I was using Selenium's selectors to grab the listing information from the page. Every attempt to identify an item property (such as title, brand, price, sell time, or clothing type) used a Selenium selector. Turns out, these were quite slow, as each selector call made a network request to the browser's http server asking it to perform a function, and had to wait for the server's response. It didn't really matter if used once or twice, but when scaled to millions of listings, the execution time blew out of proportion.

The next logical conclusion was to get rid of this expensive process of grabbing listing information. I needed some way to remove as many of the expensive network calls to the browser's http server as I could while still getting the data I needed. After some thinking, I turned to regex. Instead of repeatedly using Selenium selectors to grab listing information from the page, I would only use Selenium once per page load to grab the inner html of the html tag that contained all of the listing information. Then, I would use regex to find all the listing information I needed from the raw inner html, voiding the need for all those expensive network calls.

Attempt 3 was coded up and run, and there was an instantaenous difference in speed. It took only seconds to process hundreds of listings, reducing the time taken to collect all 2.3 million sold listings to only 6-7 hours. I was jumping for joy.

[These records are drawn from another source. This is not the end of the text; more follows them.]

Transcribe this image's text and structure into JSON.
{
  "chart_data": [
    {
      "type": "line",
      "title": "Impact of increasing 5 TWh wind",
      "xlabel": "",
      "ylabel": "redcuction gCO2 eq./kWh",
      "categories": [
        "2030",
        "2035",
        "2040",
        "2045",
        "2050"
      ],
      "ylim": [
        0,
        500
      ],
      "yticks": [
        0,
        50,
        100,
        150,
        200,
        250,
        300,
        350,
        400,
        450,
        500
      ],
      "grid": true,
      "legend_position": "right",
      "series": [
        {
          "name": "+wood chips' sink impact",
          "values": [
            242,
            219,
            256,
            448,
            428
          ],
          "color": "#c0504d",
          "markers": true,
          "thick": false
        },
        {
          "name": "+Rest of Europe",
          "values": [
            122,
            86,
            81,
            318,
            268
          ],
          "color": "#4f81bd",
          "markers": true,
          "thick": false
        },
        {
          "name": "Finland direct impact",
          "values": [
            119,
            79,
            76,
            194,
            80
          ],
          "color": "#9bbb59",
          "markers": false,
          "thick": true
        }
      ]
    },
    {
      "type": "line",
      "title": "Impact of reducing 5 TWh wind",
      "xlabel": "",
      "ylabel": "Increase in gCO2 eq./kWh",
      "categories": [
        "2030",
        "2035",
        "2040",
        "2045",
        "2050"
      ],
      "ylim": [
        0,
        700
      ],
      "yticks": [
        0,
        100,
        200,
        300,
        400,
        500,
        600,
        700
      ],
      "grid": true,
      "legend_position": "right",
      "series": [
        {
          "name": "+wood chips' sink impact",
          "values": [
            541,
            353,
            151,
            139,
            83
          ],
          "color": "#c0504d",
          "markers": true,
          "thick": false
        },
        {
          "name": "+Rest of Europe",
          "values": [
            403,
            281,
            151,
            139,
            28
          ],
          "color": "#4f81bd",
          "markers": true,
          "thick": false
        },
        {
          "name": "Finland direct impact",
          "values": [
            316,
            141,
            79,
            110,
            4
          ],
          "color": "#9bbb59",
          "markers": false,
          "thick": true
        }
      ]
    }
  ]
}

Actual footage of me jumping for joy

Finally I had all the data I wanted. Now I could do interesting things like:

Query and find the most expensive thing ever sold on Grailed:

select title, price, brands
from sold_history
where price=(select max(price) from sold_history);
                  title                   | price |     brands     
 AW 2001 Riot! Riot! Riot! Patched Bomber | 47000 | {"Raf Simons"}

Query the most expensive underwear purchased:

with underwear_id as (
  select subcategory_id
  from categories
  where subcategory='Socks & Underwear'
select title, price, brands
from sold_history
where subcategory_id = underwear_id
and price=(
  select max(price)
  from sold_history
  where subcategory_id = underwear_id
                    title                     | price |  brands   
 Versace Baroque Gold Crown Animal Print 100% |   515 | {Versace}
 Silk Boxers size 6 $495 SALE                 |       |

and of course, query the average sell price of Reigning Champ hoodies:

select brands, avg, stddev
from subcategory_data
where brands=ARRAY['Reigning Champ']
and subcategory_id=(
  select subcategory_id
  from categories
  where subcategory='Sweatshirts & Hoodies'
       brands       |         avg         |       stddev        
 {"Reigning Champ"} | 70.3193548387096774 | 24.0212700924706417

Looks like my purchase was perfectly average 😅

I still had to make the rest of the tracker, and was faced with a couple of issues. How would I determine what was or wasn't good deal? No two listings are the same, with varying titles, conditions, item types, yearly styles, etc. In part 2, I detail how I tackled these problems while building the rest of the treasure finding bot.

August 2nd, 2020 update: a friend Rex pointed out I could have actually recorded the network traffic when Grailed loaded new items and reverse engineered the actual API, which would have cut back on even MORE time. This might have been doable in 10-20 minutes! You always learn something new everyday.